This checklist describes takaful, a form of mutual insurance that is fully compliant with shariah principles.
Takaful, an Arabic word meaning “guaranteeing each other,” is a form of mutual insurance that is fully compliant with shariah principles. Takaful works on the basis of members cooperating with and protecting each other, but it can also be used by investors seeking returns while adhering to the principles of Islamic law. Members of the takaful scheme pool their individual contributions together to create a pot of money which is then available to cover any subsequent loss or damage claims. Any surplus, after the costs of running the scheme, is then distributed between the takaful operator and members or investors on pre-agreed terms.
Conventional commercial insurance contravenes shariah law on multiple grounds, chiefly the banning of gambling (al-maisir), the charging of interest (riba) and attempting to profit from uncertainty (al-gharar). However, takaful insurance is founded on the principle of shared responsibility and has been practiced in one form or another for well over 1,000 years. As a mutual-style concept, takaful does not function on conventional profit-making lines, instead typically working on the basis of mudharabah or wakalah, or sometimes even a combination of the two. However, conventions and acceptable practices for takaful may vary widely between different countries. Today, takaful is most developed in Malaysia following the country’s introduction of legislation in 1983.
Under mudharabah, the takaful operator collects regular installments from the takaful members. In keeping with the mudharabah principle, a contract between members specifies how any surplus gathered by the collector after any payouts is to be distributed. The contract can specify whether each member’s contributions are purely to cover potential liabilities, or alternatively to include some element of investment. To ensure full shariah compliance, under the tabarru (contribution) principle, any payout is determined only after all members suffering a defined loss have been compensated. Under the wakalah model, takaful operators collect a pre-arranged fee in advance, in addition to a share in the profits from the investment element of the scheme. However, the wakalah takaful operator does not benefit from the insurance underwriting.
Variations on the above models include the waqf methodology, which can specify that a percentage of any surplus is to be retained by the scheme to help protect against any future loss. Schemes may also work on the basis that a share of any surplus be donated to community or charity projects each year.

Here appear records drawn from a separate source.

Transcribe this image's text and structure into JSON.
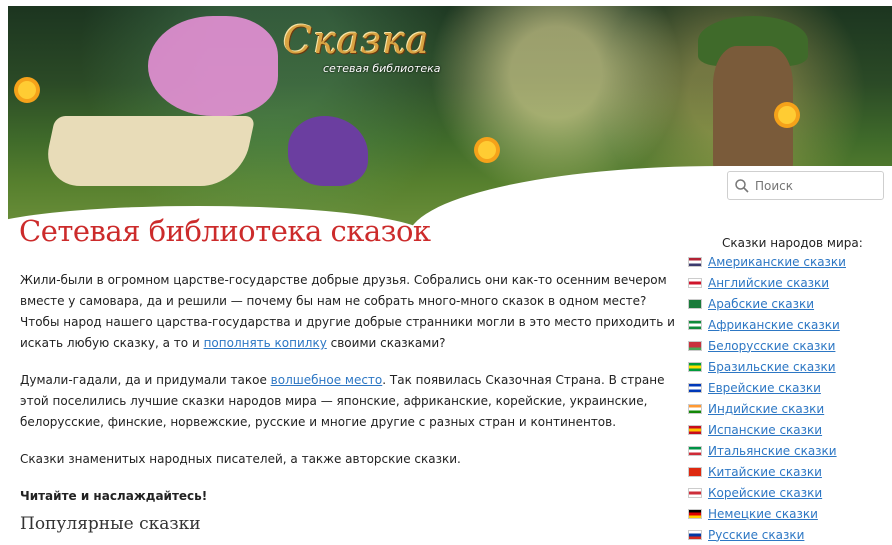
{
  "banner": {
    "logo_title": "Сказка",
    "logo_subtitle": "сетевая библиотека"
  },
  "search": {
    "placeholder": "Поиск"
  },
  "page_title": "Сетевая библиотека сказок",
  "content": {
    "p1_before": "Жили-были в огромном царстве-государстве добрые друзья. Собрались они как-то осенним вечером вместе у самовара, да и решили — почему бы нам не собрать много-много сказок в одном месте? Чтобы народ нашего царства-государства и другие добрые странники могли в это место приходить и искать любую сказку, а то и ",
    "p1_link": "пополнять копилку",
    "p1_after": " своими сказками?",
    "p2_before": "Думали-гадали, да и придумали такое ",
    "p2_link": "волшебное место",
    "p2_after": ". Так появилась Сказочная Страна. В стране этой поселились лучшие сказки народов мира — японские, африканские, корейские, украинские, белорусские, финские, норвежские, русские и многие другие с разных стран и континентов.",
    "p3": "Сказки знаменитых народных писателей, а также авторские сказки.",
    "p4": "Читайте и наслаждайтесь!"
  },
  "popular_heading": "Популярные сказки",
  "sidebar": {
    "title": "Сказки народов мира:",
    "items": [
      {
        "label": "Американские сказки",
        "flag": [
          "#b22234",
          "#ffffff",
          "#3c3b6e"
        ]
      },
      {
        "label": "Английские сказки",
        "flag": [
          "#ffffff",
          "#cf142b",
          "#ffffff"
        ]
      },
      {
        "label": "Арабские сказки",
        "flag": [
          "#1a7a3a",
          "#1a7a3a",
          "#1a7a3a"
        ]
      },
      {
        "label": "Африканские сказки",
        "flag": [
          "#0f8a3a",
          "#ffffff",
          "#0f8a3a"
        ]
      },
      {
        "label": "Белорусские сказки",
        "flag": [
          "#c8313e",
          "#c8313e",
          "#4aa657"
        ]
      },
      {
        "label": "Бразильские сказки",
        "flag": [
          "#009c3b",
          "#ffdf00",
          "#009c3b"
        ]
      },
      {
        "label": "Еврейские сказки",
        "flag": [
          "#0038b8",
          "#ffffff",
          "#0038b8"
        ]
      },
      {
        "label": "Индийские сказки",
        "flag": [
          "#ff9933",
          "#ffffff",
          "#138808"
        ]
      },
      {
        "label": "Испанские сказки",
        "flag": [
          "#c60b1e",
          "#ffc400",
          "#c60b1e"
        ]
      },
      {
        "label": "Итальянские сказки",
        "flag": [
          "#009246",
          "#ffffff",
          "#ce2b37"
        ]
      },
      {
        "label": "Китайские сказки",
        "flag": [
          "#de2910",
          "#de2910",
          "#de2910"
        ]
      },
      {
        "label": "Корейские сказки",
        "flag": [
          "#ffffff",
          "#cd2e3a",
          "#ffffff"
        ]
      },
      {
        "label": "Немецкие сказки",
        "flag": [
          "#000000",
          "#dd0000",
          "#ffce00"
        ]
      },
      {
        "label": "Русские сказки",
        "flag": [
          "#ffffff",
          "#0039a6",
          "#d52b1e"
        ]
      }
    ]
  }
}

In response to the surge in demand for shariah-compliant finances services over recent years, both in traditional Muslim countries and Western nations, a number of new providers have emerged, including specialist takaful-only providers as well as companies offering takaful alongside a range of conventional insurance services.
Takaful is flexible in its range of applications, covering areas such as residences, places of business, cars, and inventory, as well as accident and life cover.
It provides a form of financial protection for Muslims unable to access conventional insurance.
While shunning conventional insurance schemes, some Muslims believe that even takaful is unnecessary, as it is the duty of all Muslims to help compensate others’ losses.
Some Muslims may be uncomfortable with the scope for takaful to be used for investment purposes on the basis that investors are effectively speculating that low accident payouts will generate a surplus or profit.
Potential takaful operators should consider how their own resources could be put to work to ensure some kind of true competitive advantage in takaful provision.
Takaful operators are likely to benefit from regular contact with shariah experts to ensure that the schemes remain compliant with Islamic law.
Providers should seek to address the unique challenges of governance of takaful schemes with the establishment of a supervisory board.
Dos and Don'ts
Be prepared for some operating differences between principle-based takaful theorists and those employed by takaful providers to operate the schemes and deal with the processing of individual claims.
Understand that distinctions will arise between takaful schemes in different countries according to local attitudes and conventions.
Don’t regard takaful as some kind of niche market; given the suspicion with which some consumers regard conventional financial services companies, takaful could be attractive as a mutual-based protection and/or investment scheme for many consumers.
Don’t think that the growth potential in takaful is limited to Middle Eastern or South-East Asian countries, as the scope for development in Europe and US markets is considerable.